Skip to content

Stable Diffusion — Architecture & Fine-Tuning

Stable Diffusion is a DDPM that runs in the latent space of a pretrained VAE, conditioned on text via cross-attention, sampled with a fast deterministic ODE solver, and steered by classifier-free guidance.

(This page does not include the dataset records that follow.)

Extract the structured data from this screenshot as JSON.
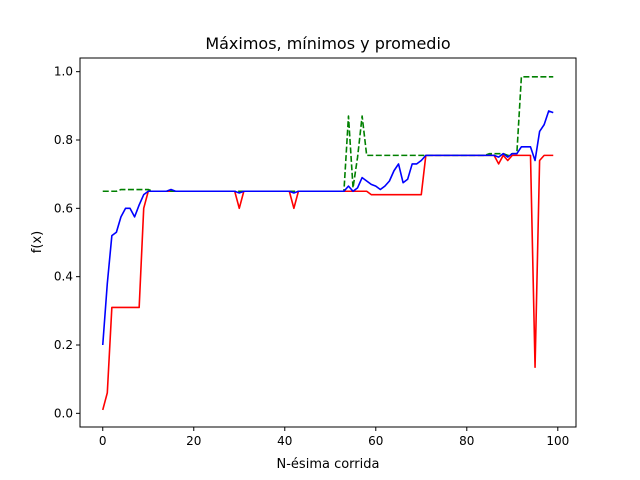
{
  "chart_data": {
    "type": "line",
    "title": "Máximos, mínimos y promedio",
    "xlabel": "N-ésima corrida",
    "ylabel": "f(x)",
    "xlim": [
      -5,
      104
    ],
    "ylim": [
      -0.04,
      1.04
    ],
    "xticks": [
      0,
      20,
      40,
      60,
      80,
      100
    ],
    "xtick_labels": [
      "0",
      "20",
      "40",
      "60",
      "80",
      "100"
    ],
    "yticks": [
      0.0,
      0.2,
      0.4,
      0.6,
      0.8,
      1.0
    ],
    "ytick_labels": [
      "0.0",
      "0.2",
      "0.4",
      "0.6",
      "0.8",
      "1.0"
    ],
    "grid": false,
    "x": [
      0,
      1,
      2,
      3,
      4,
      5,
      6,
      7,
      8,
      9,
      10,
      11,
      12,
      13,
      14,
      15,
      16,
      17,
      18,
      19,
      20,
      21,
      22,
      23,
      24,
      25,
      26,
      27,
      28,
      29,
      30,
      31,
      32,
      33,
      34,
      35,
      36,
      37,
      38,
      39,
      40,
      41,
      42,
      43,
      44,
      45,
      46,
      47,
      48,
      49,
      50,
      51,
      52,
      53,
      54,
      55,
      56,
      57,
      58,
      59,
      60,
      61,
      62,
      63,
      64,
      65,
      66,
      67,
      68,
      69,
      70,
      71,
      72,
      73,
      74,
      75,
      76,
      77,
      78,
      79,
      80,
      81,
      82,
      83,
      84,
      85,
      86,
      87,
      88,
      89,
      90,
      91,
      92,
      93,
      94,
      95,
      96,
      97,
      98,
      99
    ],
    "series": [
      {
        "color": "#ff0000",
        "dash": "solid",
        "values": [
          0.01,
          0.06,
          0.31,
          0.31,
          0.31,
          0.31,
          0.31,
          0.31,
          0.31,
          0.6,
          0.65,
          0.65,
          0.65,
          0.65,
          0.65,
          0.65,
          0.65,
          0.65,
          0.65,
          0.65,
          0.65,
          0.65,
          0.65,
          0.65,
          0.65,
          0.65,
          0.65,
          0.65,
          0.65,
          0.65,
          0.6,
          0.65,
          0.65,
          0.65,
          0.65,
          0.65,
          0.65,
          0.65,
          0.65,
          0.65,
          0.65,
          0.65,
          0.6,
          0.65,
          0.65,
          0.65,
          0.65,
          0.65,
          0.65,
          0.65,
          0.65,
          0.65,
          0.65,
          0.65,
          0.65,
          0.65,
          0.65,
          0.65,
          0.65,
          0.64,
          0.64,
          0.64,
          0.64,
          0.64,
          0.64,
          0.64,
          0.64,
          0.64,
          0.64,
          0.64,
          0.64,
          0.755,
          0.755,
          0.755,
          0.755,
          0.755,
          0.755,
          0.755,
          0.755,
          0.755,
          0.755,
          0.755,
          0.755,
          0.755,
          0.755,
          0.755,
          0.755,
          0.73,
          0.755,
          0.74,
          0.755,
          0.755,
          0.755,
          0.755,
          0.755,
          0.135,
          0.74,
          0.755,
          0.755,
          0.755
        ]
      },
      {
        "color": "#008000",
        "dash": "dashed",
        "values": [
          0.65,
          0.65,
          0.65,
          0.65,
          0.655,
          0.655,
          0.655,
          0.655,
          0.655,
          0.655,
          0.655,
          0.65,
          0.65,
          0.65,
          0.65,
          0.65,
          0.65,
          0.65,
          0.65,
          0.65,
          0.65,
          0.65,
          0.65,
          0.65,
          0.65,
          0.65,
          0.65,
          0.65,
          0.65,
          0.65,
          0.65,
          0.65,
          0.65,
          0.65,
          0.65,
          0.65,
          0.65,
          0.65,
          0.65,
          0.65,
          0.65,
          0.65,
          0.65,
          0.65,
          0.65,
          0.65,
          0.65,
          0.65,
          0.65,
          0.65,
          0.65,
          0.65,
          0.65,
          0.65,
          0.87,
          0.66,
          0.75,
          0.87,
          0.755,
          0.755,
          0.755,
          0.755,
          0.755,
          0.755,
          0.755,
          0.755,
          0.755,
          0.755,
          0.755,
          0.755,
          0.755,
          0.755,
          0.755,
          0.755,
          0.755,
          0.755,
          0.755,
          0.755,
          0.755,
          0.755,
          0.755,
          0.755,
          0.755,
          0.755,
          0.755,
          0.76,
          0.76,
          0.76,
          0.76,
          0.755,
          0.76,
          0.76,
          0.985,
          0.985,
          0.985,
          0.985,
          0.985,
          0.985,
          0.985,
          0.985
        ]
      },
      {
        "color": "#0000ff",
        "dash": "solid",
        "values": [
          0.2,
          0.38,
          0.52,
          0.53,
          0.575,
          0.6,
          0.6,
          0.575,
          0.61,
          0.64,
          0.65,
          0.65,
          0.65,
          0.65,
          0.65,
          0.655,
          0.65,
          0.65,
          0.65,
          0.65,
          0.65,
          0.65,
          0.65,
          0.65,
          0.65,
          0.65,
          0.65,
          0.65,
          0.65,
          0.65,
          0.645,
          0.65,
          0.65,
          0.65,
          0.65,
          0.65,
          0.65,
          0.65,
          0.65,
          0.65,
          0.65,
          0.65,
          0.645,
          0.65,
          0.65,
          0.65,
          0.65,
          0.65,
          0.65,
          0.65,
          0.65,
          0.65,
          0.65,
          0.65,
          0.665,
          0.65,
          0.66,
          0.69,
          0.68,
          0.67,
          0.665,
          0.655,
          0.665,
          0.68,
          0.71,
          0.73,
          0.675,
          0.685,
          0.73,
          0.73,
          0.74,
          0.755,
          0.755,
          0.755,
          0.755,
          0.755,
          0.755,
          0.755,
          0.755,
          0.755,
          0.755,
          0.755,
          0.755,
          0.755,
          0.755,
          0.755,
          0.755,
          0.75,
          0.76,
          0.75,
          0.76,
          0.76,
          0.78,
          0.78,
          0.78,
          0.74,
          0.825,
          0.845,
          0.885,
          0.88
        ]
      }
    ]
  }
}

Type: Learn + Use Languages: Python Prerequisites: Phase 4 Lesson 10 (Diffusion), Phase 7 Lesson 02 (Self-Attention) Time: ~75 minutes

Learning Objectives

  • Trace the five pieces of a Stable Diffusion pipeline: VAE, text encoder, U-Net, scheduler, safety checker — and what each of them actually does
  • Explain latent diffusion and why training in a 4x64x64 latent space (instead of a 3x512x512 image) reduces compute by 48x without quality loss
  • Use diffusers to generate images, run image-to-image, inpainting, and ControlNet-guided generation
  • Fine-tune Stable Diffusion with LoRA on a small custom dataset and load the LoRA adapter at inference

The Problem

Training a DDPM directly on 512x512 RGB images is expensive. Every training step backprops through a U-Net that sees 3x512x512 = 786,432 input values, and sampling takes 50+ forward passes through that same U-Net. At the quality level of Stable Diffusion 1.5 (released 2022), pixel-space diffusion would need roughly 256 GPU-months of training and 10-30 seconds per image on a consumer GPU.

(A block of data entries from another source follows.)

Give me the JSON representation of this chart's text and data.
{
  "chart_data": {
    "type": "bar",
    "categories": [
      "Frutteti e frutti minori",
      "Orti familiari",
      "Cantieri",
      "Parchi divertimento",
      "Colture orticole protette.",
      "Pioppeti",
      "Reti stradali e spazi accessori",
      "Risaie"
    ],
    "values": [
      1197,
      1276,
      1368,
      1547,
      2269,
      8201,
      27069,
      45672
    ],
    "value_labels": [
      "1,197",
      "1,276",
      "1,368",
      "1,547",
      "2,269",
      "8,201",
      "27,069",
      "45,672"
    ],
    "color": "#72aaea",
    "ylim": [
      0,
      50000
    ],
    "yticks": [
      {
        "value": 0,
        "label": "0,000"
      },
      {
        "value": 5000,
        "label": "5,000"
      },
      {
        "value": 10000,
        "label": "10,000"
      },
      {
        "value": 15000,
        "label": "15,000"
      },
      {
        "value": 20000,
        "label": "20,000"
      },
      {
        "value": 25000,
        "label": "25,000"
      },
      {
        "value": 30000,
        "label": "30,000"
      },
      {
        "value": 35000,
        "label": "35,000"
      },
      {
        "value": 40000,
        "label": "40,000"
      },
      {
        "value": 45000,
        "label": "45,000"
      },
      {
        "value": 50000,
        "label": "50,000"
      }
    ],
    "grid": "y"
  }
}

The trick that made open-weight text-to-image practical was latent diffusion (Rombach et al., CVPR 2022). Train a VAE that maps a 3x512x512 image to a 4x64x64 latent tensor and back, then do the diffusion in that latent space. Compute drops by (3*512*512)/(4*64*64) = 48x. Sampling drops from tens of seconds to under two seconds on the same GPU.

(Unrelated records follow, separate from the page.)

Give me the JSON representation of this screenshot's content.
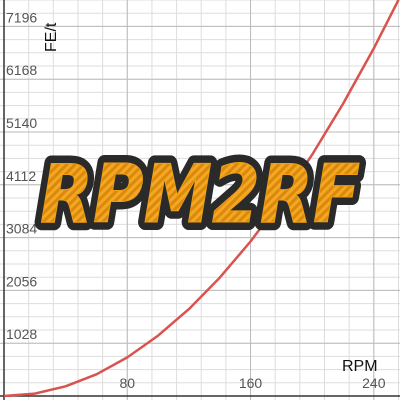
{
  "chart_data": {
    "type": "line",
    "xlabel": "RPM",
    "ylabel": "FE/t",
    "xlim": [
      0,
      257
    ],
    "ylim": [
      0,
      7710
    ],
    "x_ticks": [
      80,
      160,
      240
    ],
    "y_ticks": [
      1028,
      2056,
      3084,
      4112,
      5140,
      6168,
      7196
    ],
    "grid": true,
    "series": [
      {
        "color": "#d9534f",
        "x": [
          0,
          20,
          40,
          60,
          80,
          100,
          120,
          140,
          160,
          180,
          200,
          220,
          240,
          256
        ],
        "y": [
          0,
          47,
          188,
          423,
          752,
          1175,
          1692,
          2303,
          3008,
          3807,
          4700,
          5687,
          6768,
          7711
        ]
      }
    ]
  },
  "logo": {
    "text": "RPM2RF",
    "fill_color": "#f0a010",
    "outline_color": "#2a2a2a"
  },
  "colors": {
    "grid_major": "#bbbbbb",
    "grid_minor": "#dddddd",
    "axis": "#333333"
  }
}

Almost every modern image-generation model — SDXL, SD3, FLUX, HunyuanDiT, Wan-Video — is a latent diffusion model with variations on the autoencoder, the denoiser (U-Net or DiT), and the text conditioning. Learn Stable Diffusion and you have learnt the template.

The Concept

The pipeline

mermaid
flowchart LR
    TXT["Text prompt"] --> TE["Text encoder<br/>(CLIP-L or T5)"]
    TE --> CT["Text<br/>embedding"]

    NOISE["Noise<br/>4x64x64"] --> UNET["UNet<br/>(denoiser with<br/>cross-attention<br/>to text)"]
    CT --> UNET

    UNET --> SCHED["Scheduler<br/>(DPM-Solver++,<br/>Euler)"]
    SCHED --> LATENT["Clean latent<br/>4x64x64"]
    LATENT --> VAE["VAE decoder"]
    VAE --> IMG["512x512<br/>RGB image"]

    style TE fill:#dbeafe,stroke:#2563eb
    style UNET fill:#fef3c7,stroke:#d97706
    style SCHED fill:#fecaca,stroke:#dc2626
    style IMG fill:#dcfce7,stroke:#16a34a
  • VAE — frozen autoencoder. Encoder turns image into latents (used for img2img and training). Decoder turns latents back into an image.
  • Text encoder — CLIP text encoder (SD 1.x/2.x), CLIP-L + CLIP-G (SDXL), or T5-XXL (SD3/FLUX). Produces a sequence of token embeddings.
  • U-Net — the denoiser. Has cross-attention layers that attend from latents to the text embedding at every resolution level.
  • Scheduler — the sampling algorithm (DDIM, Euler, DPM-Solver++). Picks sigmas, blends predicted noise back into the latent.
  • Safety checker — optional NSFW / illegal-content filter on the output image.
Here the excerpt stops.